I bought this used iBook and the pwoer jack is a bit funky you have to find the sweet spot for it to charge. you have to turn it until the charger symbol comes on. The guy I bought it from said that the battery was going dead and that it only holds about an hours worth of charge. The other day the battery went dead and none of the lights on the battery come on. I ordered a new battery but something tells me that the machine should still boot if it is plugged in? Befor ethe battery went dead it the machine woulf start and after about ten minutes the X would appear on the the battery in the upper right hand corner of the screen and then the whole thing would just shut down. Any suggestions would help 
Thanks!.


----------



## Raijin Z (Mar 9, 2005)

The power jack definitely needs resoldering. I've resoldered a couple different laptop power jacks this month alone... One would think they'd start designing them better. It's not difficult if you know how to solder properly, but it's still a royal pain (which is why it costs so much to fix).


----------



## lowt3 (Mar 14, 2005)

Thanks! I found this site that shows you step by step how to take the thing apart. There is still the battery issue though? I hope the new one will fix the problem.
Thanks again.


----------



## MSY-Houston (Dec 5, 2004)

Another user just posted this site. You might see if there's something that could pertain to your problem. You may need to have hardware repaired.

You are correct in that the laptop should run when plugged into an A/C source. Not sure what that means, but it might not be just the battery.

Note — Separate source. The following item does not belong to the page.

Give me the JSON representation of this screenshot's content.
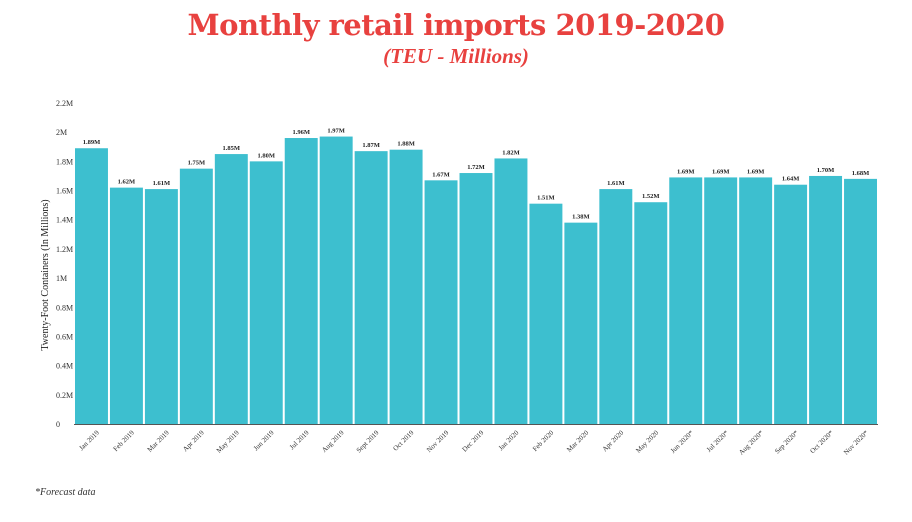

http://www.whoopis.com/computer_repair/


----------



## MSY-Houston (Dec 5, 2004)

You also might go to the Apple support site and do a search on the words:

ibook G3 battery

http://www.apple.com/support/


----------



## lowt3 (Mar 14, 2005)

I think I may have a fried logic board? I thoght I read somewhere that apple is doing a recall on some of there older iBook logic boards? I got a new battery and the machine will start and run it just won' charge. Iopened it up and looked at the dc input and none of the soldering looks bad? It won't read that I have it plugged in. I wonder if I did a claen install of OSX if that would fix it. Everything else points to the logic board. Can anyone help?
Thanks!


----------



## lowt3 (Mar 14, 2005)

my iBook won't charge. The light comes on when you plug it in but the control strip doesn't show that it's charging. I am about to blow the damn thing up!! ( But it's a mac and I love it too much )
Please help,


----------



## mgillen (Mar 19, 2005)

it might boot if you remove the battery before you plug it in. my battery was causing the screen to flicker and then freeze up before going black. took it out and it works fine on AC.


----------



## MSY-Houston (Dec 5, 2004)

Good suggestion.

Houston


----------